The winds were still blowing 20-25 knots out of the northwest Tuesday morning thankful that the worst weather passed north of us. Ken and Leigh on ONE EYED PARROTS called on VHF radio to invite us to play CATCH PHRASE along with TILT and DREAM WEAVER (Pattye & Frank). So, we moved DISCOVERY over to the west side where everyone else moved the day before for protection from southwest and west winds! Good appetizers and lots of laughter. Before returning to the boat, we discussed sailing plans for the next couple days. DREAM WEAVER and ONE EYED PARROTS planned to stay one more day in Rock Sound while TILT and DISCOVERY planned to sail to Alabaster Bay. Although we were leaving at different times, we would meet around Current Cut or Royal Island for a crossing to the Abacos on Friday. It is said, Cruiser Plans Are Written In Jello---both ONE EYED PARROTS and DREAM WEAVER decided to leave Rock Sound when they saw all the other boats leaving harbor so they ended up sailing to Alabaster Bay too.

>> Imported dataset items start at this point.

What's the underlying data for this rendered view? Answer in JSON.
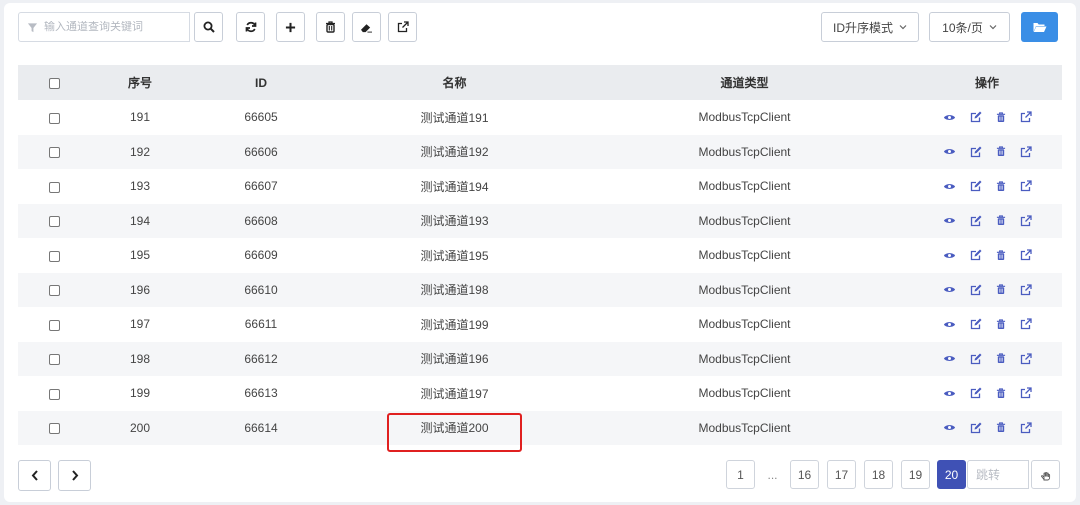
{
  "search": {
    "placeholder": "输入通道查询关键词"
  },
  "toolbar": {
    "sort_mode": "ID升序模式",
    "page_size": "10条/页"
  },
  "table": {
    "headers": [
      "序号",
      "ID",
      "名称",
      "通道类型",
      "操作"
    ],
    "rows": [
      {
        "seq": "191",
        "id": "66605",
        "name": "测试通道191",
        "type": "ModbusTcpClient"
      },
      {
        "seq": "192",
        "id": "66606",
        "name": "测试通道192",
        "type": "ModbusTcpClient"
      },
      {
        "seq": "193",
        "id": "66607",
        "name": "测试通道194",
        "type": "ModbusTcpClient"
      },
      {
        "seq": "194",
        "id": "66608",
        "name": "测试通道193",
        "type": "ModbusTcpClient"
      },
      {
        "seq": "195",
        "id": "66609",
        "name": "测试通道195",
        "type": "ModbusTcpClient"
      },
      {
        "seq": "196",
        "id": "66610",
        "name": "测试通道198",
        "type": "ModbusTcpClient"
      },
      {
        "seq": "197",
        "id": "66611",
        "name": "测试通道199",
        "type": "ModbusTcpClient"
      },
      {
        "seq": "198",
        "id": "66612",
        "name": "测试通道196",
        "type": "ModbusTcpClient"
      },
      {
        "seq": "199",
        "id": "66613",
        "name": "测试通道197",
        "type": "ModbusTcpClient"
      },
      {
        "seq": "200",
        "id": "66614",
        "name": "测试通道200",
        "type": "ModbusTcpClient"
      }
    ]
  },
  "pagination": {
    "pages": [
      "1",
      "...",
      "16",
      "17",
      "18",
      "19",
      "20"
    ],
    "current": "20",
    "jump_placeholder": "跳转"
  },
  "colors": {
    "primary": "#3a8ee6",
    "active_page": "#3f51b5",
    "icon": "#4a5cc0",
    "highlight": "#e02020"
  }
}
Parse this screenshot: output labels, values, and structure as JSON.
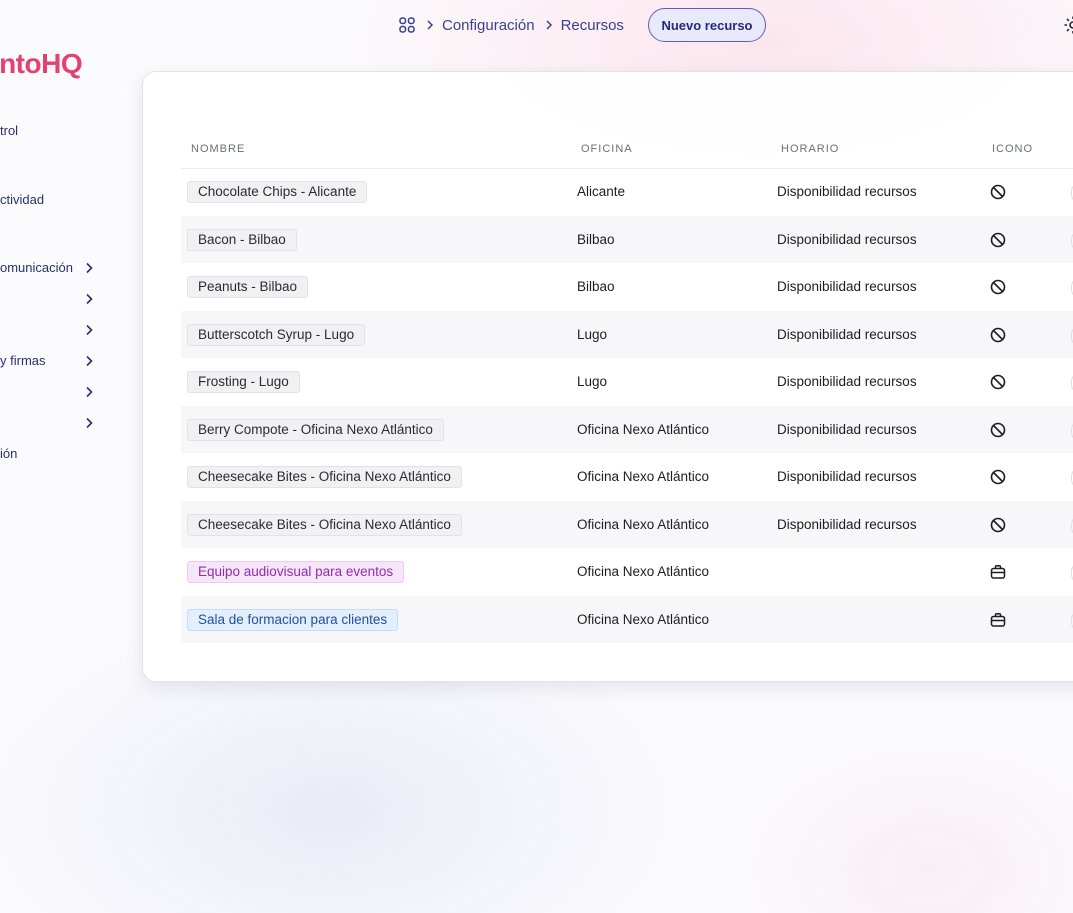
{
  "breadcrumb": {
    "items": [
      "Configuración",
      "Recursos"
    ],
    "new_button": "Nuevo recurso"
  },
  "sidebar": {
    "logo": {
      "part1": "ento",
      "part2": "HQ"
    },
    "items": [
      {
        "label": "trol",
        "chevron": false
      },
      {
        "label": "ctividad",
        "chevron": false
      },
      {
        "label": "omunicación",
        "chevron": true
      },
      {
        "label": "",
        "chevron": true
      },
      {
        "label": "",
        "chevron": true
      },
      {
        "label": "y firmas",
        "chevron": true
      },
      {
        "label": "",
        "chevron": true
      },
      {
        "label": "",
        "chevron": true
      },
      {
        "label": "ión",
        "chevron": false
      }
    ]
  },
  "table": {
    "headers": {
      "name": "NOMBRE",
      "office": "OFICINA",
      "schedule": "HORARIO",
      "icon": "ICONO"
    },
    "rows": [
      {
        "name": "Chocolate Chips - Alicante",
        "office": "Alicante",
        "schedule": "Disponibilidad recursos",
        "icon": "block-icon",
        "tag": "gray"
      },
      {
        "name": "Bacon - Bilbao",
        "office": "Bilbao",
        "schedule": "Disponibilidad recursos",
        "icon": "block-icon",
        "tag": "gray"
      },
      {
        "name": "Peanuts - Bilbao",
        "office": "Bilbao",
        "schedule": "Disponibilidad recursos",
        "icon": "block-icon",
        "tag": "gray"
      },
      {
        "name": "Butterscotch Syrup - Lugo",
        "office": "Lugo",
        "schedule": "Disponibilidad recursos",
        "icon": "block-icon",
        "tag": "gray"
      },
      {
        "name": "Frosting - Lugo",
        "office": "Lugo",
        "schedule": "Disponibilidad recursos",
        "icon": "block-icon",
        "tag": "gray"
      },
      {
        "name": "Berry Compote - Oficina Nexo Atlántico",
        "office": "Oficina Nexo Atlántico",
        "schedule": "Disponibilidad recursos",
        "icon": "block-icon",
        "tag": "gray"
      },
      {
        "name": "Cheesecake Bites - Oficina Nexo Atlántico",
        "office": "Oficina Nexo Atlántico",
        "schedule": "Disponibilidad recursos",
        "icon": "block-icon",
        "tag": "gray"
      },
      {
        "name": "Cheesecake Bites - Oficina Nexo Atlántico",
        "office": "Oficina Nexo Atlántico",
        "schedule": "Disponibilidad recursos",
        "icon": "block-icon",
        "tag": "gray"
      },
      {
        "name": "Equipo audiovisual para eventos",
        "office": "Oficina Nexo Atlántico",
        "schedule": "",
        "icon": "briefcase-icon",
        "tag": "purple"
      },
      {
        "name": "Sala de formacion para clientes",
        "office": "Oficina Nexo Atlántico",
        "schedule": "",
        "icon": "briefcase-icon",
        "tag": "blue"
      }
    ]
  },
  "colors": {
    "accent": "#3b3f8f",
    "logo": "#e3426e",
    "tag_purple": "#8f2ea6",
    "tag_blue": "#234f9c"
  }
}
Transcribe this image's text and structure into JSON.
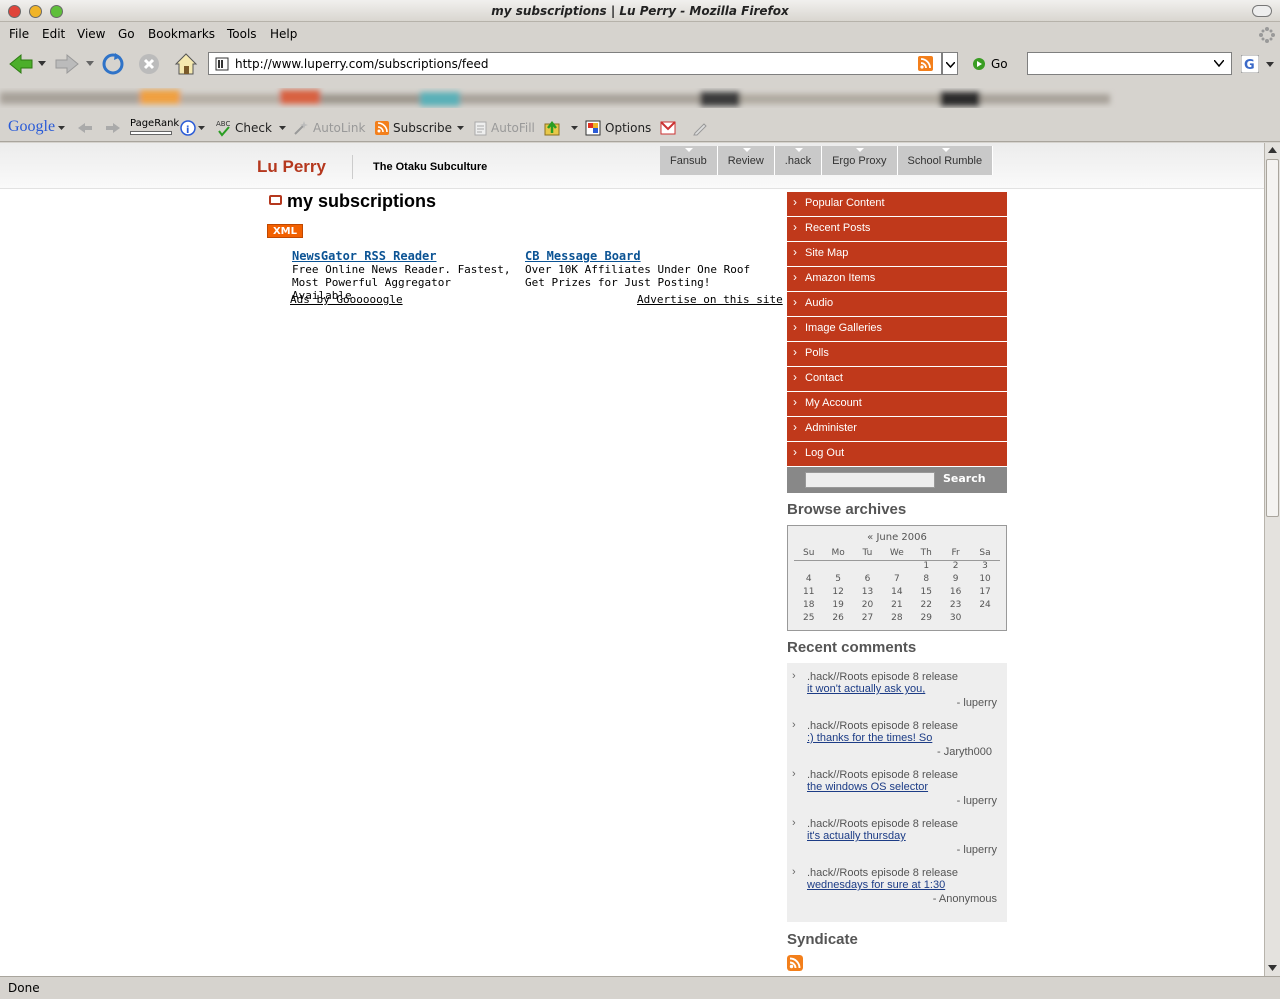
{
  "window": {
    "title": "my subscriptions | Lu Perry - Mozilla Firefox"
  },
  "menubar": {
    "items": [
      "File",
      "Edit",
      "View",
      "Go",
      "Bookmarks",
      "Tools",
      "Help"
    ]
  },
  "navbar": {
    "url": "http://www.luperry.com/subscriptions/feed",
    "go_label": "Go"
  },
  "googlebar": {
    "logo": "Google",
    "pagerank": "PageRank",
    "check": "Check",
    "autolink": "AutoLink",
    "subscribe": "Subscribe",
    "autofill": "AutoFill",
    "options": "Options"
  },
  "status": "Done",
  "site": {
    "name": "Lu Perry",
    "slogan": "The Otaku Subculture"
  },
  "tabs": [
    "Fansub",
    "Review",
    ".hack",
    "Ergo Proxy",
    "School Rumble"
  ],
  "page": {
    "title": "my subscriptions",
    "xml_badge": "XML"
  },
  "ads": [
    {
      "title": "NewsGator RSS Reader",
      "text": "Free Online News Reader. Fastest, Most Powerful Aggregator Available"
    },
    {
      "title": "CB Message Board",
      "text": "Over 10K Affiliates Under One Roof Get Prizes for Just Posting!"
    }
  ],
  "ads_footer": {
    "left": "Ads by Goooooogle",
    "right": "Advertise on this site"
  },
  "nav": [
    "Popular Content",
    "Recent Posts",
    "Site Map",
    "Amazon Items",
    "Audio",
    "Image Galleries",
    "Polls",
    "Contact",
    "My Account",
    "Administer",
    "Log Out"
  ],
  "search": {
    "button": "Search"
  },
  "archives": {
    "title": "Browse archives",
    "month": "« June 2006",
    "days": [
      "Su",
      "Mo",
      "Tu",
      "We",
      "Th",
      "Fr",
      "Sa"
    ],
    "weeks": [
      [
        "",
        "",
        "",
        "",
        "1",
        "2",
        "3"
      ],
      [
        "4",
        "5",
        "6",
        "7",
        "8",
        "9",
        "10"
      ],
      [
        "11",
        "12",
        "13",
        "14",
        "15",
        "16",
        "17"
      ],
      [
        "18",
        "19",
        "20",
        "21",
        "22",
        "23",
        "24"
      ],
      [
        "25",
        "26",
        "27",
        "28",
        "29",
        "30",
        ""
      ]
    ]
  },
  "comments": {
    "title": "Recent comments",
    "items": [
      {
        "post": ".hack//Roots episode 8 release",
        "link": "it won't actually ask you,",
        "author": "- luperry"
      },
      {
        "post": ".hack//Roots episode 8 release",
        "link": ":) thanks for the times! So",
        "author": "- Jaryth000"
      },
      {
        "post": ".hack//Roots episode 8 release",
        "link": "the windows OS selector",
        "author": "- luperry"
      },
      {
        "post": ".hack//Roots episode 8 release",
        "link": "it's actually thursday",
        "author": "- luperry"
      },
      {
        "post": ".hack//Roots episode 8 release",
        "link": "wednesdays for sure at 1:30",
        "author": "- Anonymous"
      }
    ]
  },
  "syndicate": {
    "title": "Syndicate"
  }
}
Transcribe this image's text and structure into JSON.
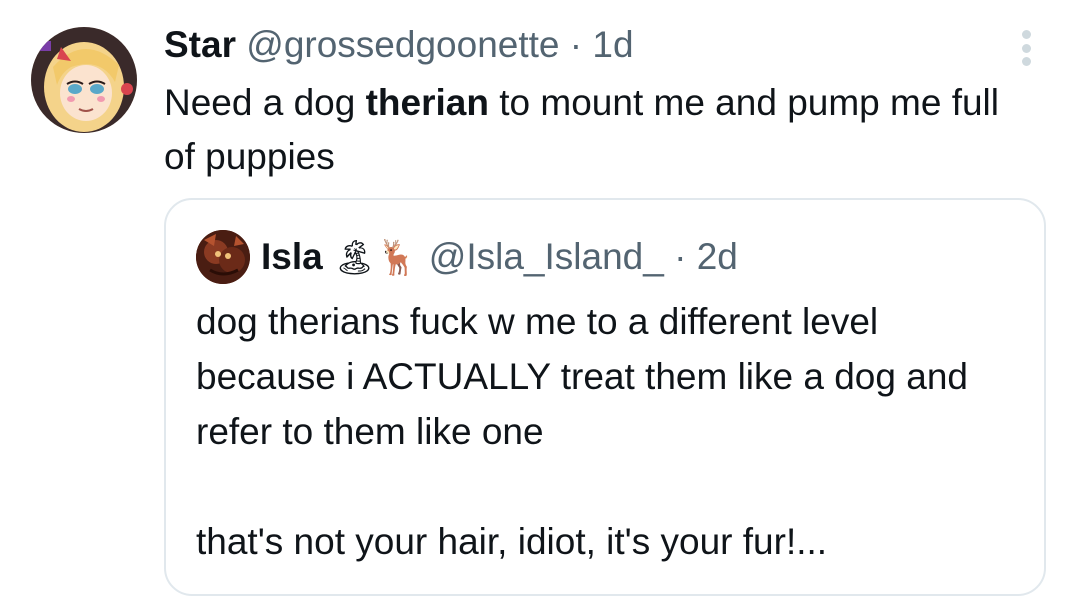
{
  "tweet": {
    "author_name": "Star",
    "author_handle": "@grossedgoonette",
    "separator": "·",
    "time": "1d",
    "text_before": "Need a dog ",
    "text_bold": "therian",
    "text_after": " to mount me and pump me full of puppies"
  },
  "quoted": {
    "author_name": "Isla",
    "emoji_1": "🏝",
    "emoji_2": "🦌",
    "author_handle": "@Isla_Island_",
    "separator": "·",
    "time": "2d",
    "text": "dog therians fuck w me to a different level because i ACTUALLY treat them like a dog and refer to them like one\n\nthat's not your hair, idiot, it's your fur!..."
  },
  "icons": {
    "more": "more-options-icon"
  },
  "colors": {
    "text_primary": "#0f1419",
    "text_secondary": "#536471",
    "border": "#e1e8ed",
    "dots": "#cfd9de"
  }
}
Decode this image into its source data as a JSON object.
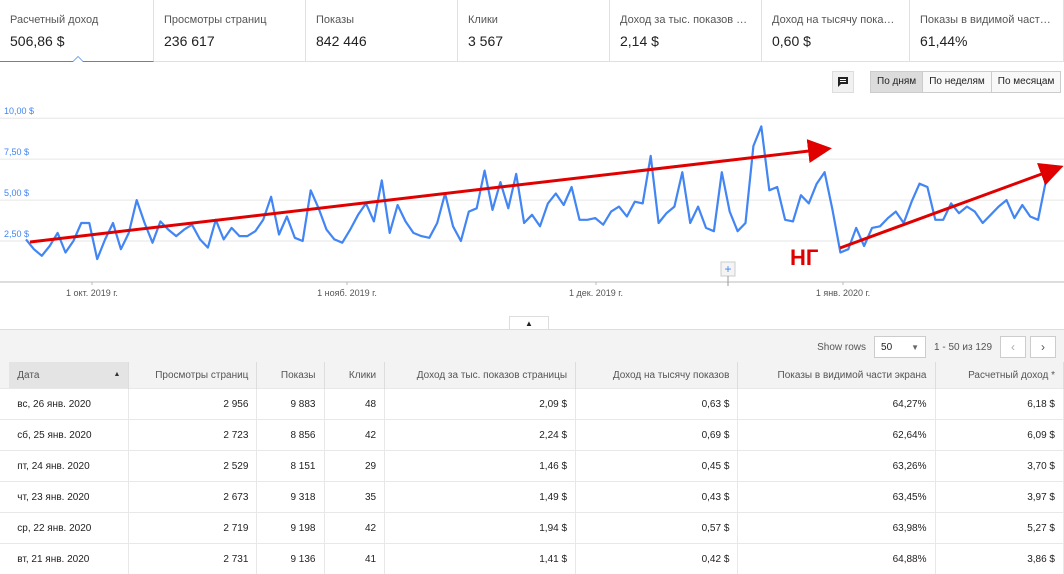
{
  "metrics": [
    {
      "label": "Расчетный доход",
      "value": "506,86 $"
    },
    {
      "label": "Просмотры страниц",
      "value": "236 617"
    },
    {
      "label": "Показы",
      "value": "842 446"
    },
    {
      "label": "Клики",
      "value": "3 567"
    },
    {
      "label": "Доход за тыс. показов ст...",
      "value": "2,14 $"
    },
    {
      "label": "Доход на тысячу показов",
      "value": "0,60 $"
    },
    {
      "label": "Показы в видимой части ...",
      "value": "61,44%"
    }
  ],
  "toolbar": {
    "annotation_icon": "comment-icon",
    "periods": [
      "По дням",
      "По неделям",
      "По месяцам"
    ],
    "selected_period": "По дням"
  },
  "chart_data": {
    "type": "line",
    "yticks": [
      "10,00 $",
      "7,50 $",
      "5,00 $",
      "2,50 $"
    ],
    "ylim": [
      0,
      10.5
    ],
    "xticks": [
      "1 окт. 2019 г.",
      "1 нояб. 2019 г.",
      "1 дек. 2019 г.",
      "1 янв. 2020 г."
    ],
    "annotation": "НГ",
    "colors": {
      "line": "#4285f4",
      "trend": "#e00000"
    },
    "values": [
      2.6,
      2.0,
      1.6,
      2.2,
      3.0,
      1.8,
      2.5,
      3.6,
      3.6,
      1.4,
      2.6,
      3.6,
      2.0,
      3.0,
      5.0,
      3.6,
      2.4,
      3.7,
      3.2,
      2.8,
      3.2,
      3.5,
      2.6,
      2.1,
      3.8,
      2.6,
      3.3,
      2.8,
      2.8,
      3.1,
      3.8,
      5.2,
      2.9,
      4.0,
      2.7,
      2.5,
      5.6,
      4.5,
      3.2,
      2.6,
      2.4,
      3.2,
      4.1,
      4.8,
      3.7,
      6.2,
      3.0,
      4.7,
      3.7,
      3.0,
      2.8,
      2.7,
      3.6,
      5.4,
      3.4,
      2.5,
      4.3,
      4.5,
      6.8,
      4.4,
      6.1,
      4.5,
      6.6,
      3.6,
      4.1,
      3.4,
      4.8,
      5.4,
      4.7,
      5.8,
      3.8,
      3.8,
      3.9,
      3.5,
      4.3,
      4.6,
      4.0,
      4.9,
      4.8,
      7.7,
      3.6,
      4.2,
      4.6,
      6.7,
      3.6,
      4.6,
      3.3,
      3.1,
      6.7,
      4.3,
      3.1,
      3.6,
      8.3,
      9.5,
      5.6,
      5.8,
      3.8,
      3.7,
      5.3,
      4.8,
      6.0,
      6.7,
      4.4,
      1.8,
      2.0,
      3.3,
      2.2,
      3.3,
      3.4,
      3.9,
      4.3,
      3.6,
      4.9,
      6.0,
      5.8,
      3.8,
      3.8,
      4.8,
      4.2,
      4.6,
      4.3,
      3.6,
      4.1,
      4.6,
      5.0,
      3.9,
      4.7,
      4.0,
      3.8,
      6.2
    ]
  },
  "table": {
    "show_rows_label": "Show rows",
    "rows_per_page": "50",
    "range": "1 - 50 из 129",
    "columns": [
      "Дата",
      "Просмотры страниц",
      "Показы",
      "Клики",
      "Доход за тыс. показов страницы",
      "Доход на тысячу показов",
      "Показы в видимой части экрана",
      "Расчетный доход *"
    ],
    "rows": [
      [
        "вс, 26 янв. 2020",
        "2 956",
        "9 883",
        "48",
        "2,09 $",
        "0,63 $",
        "64,27%",
        "6,18 $"
      ],
      [
        "сб, 25 янв. 2020",
        "2 723",
        "8 856",
        "42",
        "2,24 $",
        "0,69 $",
        "62,64%",
        "6,09 $"
      ],
      [
        "пт, 24 янв. 2020",
        "2 529",
        "8 151",
        "29",
        "1,46 $",
        "0,45 $",
        "63,26%",
        "3,70 $"
      ],
      [
        "чт, 23 янв. 2020",
        "2 673",
        "9 318",
        "35",
        "1,49 $",
        "0,43 $",
        "63,45%",
        "3,97 $"
      ],
      [
        "ср, 22 янв. 2020",
        "2 719",
        "9 198",
        "42",
        "1,94 $",
        "0,57 $",
        "63,98%",
        "5,27 $"
      ],
      [
        "вт, 21 янв. 2020",
        "2 731",
        "9 136",
        "41",
        "1,41 $",
        "0,42 $",
        "64,88%",
        "3,86 $"
      ]
    ]
  }
}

Alabaster Bay is a pretty bay. The new airport is on the north end of the bay with a resort, Coco DeMama, on the south end of the bay. Getting the anchor to set was a challenge. We dropped our anchor once--it did drag but eventually caught. The boats we traveled with had to make several attempts. TILT managed to get their anchor to hold--they were south of us. All the other boats tried to set their anchor south of TILT without success-moving north of us where their anchors did bite. TILT went to Coco DeMama's for dinner--we decided to eat on board. I want to make sure our stores are depleted by the time we reach Deltaville. Before dinner a couple in a kayak from St. Joseph, MI stopped by the boat--they noticed our hailing port on the back of the boat. They were staying at the resort for a week. They highly recommended the resort and restaurant.
Weather-wise--March came in like a Lion but out like a Lamb. Finally have mild settled weather. Enjoyed two great sails (Georgetown to Black Point and Black Point to Rock Sound). Had to use the iron jenny to move to Alabaster which I say "Nuts" to. Remember, Carl wants to buy more gasoline for the dinghy than diesel for DISCOVERY!!!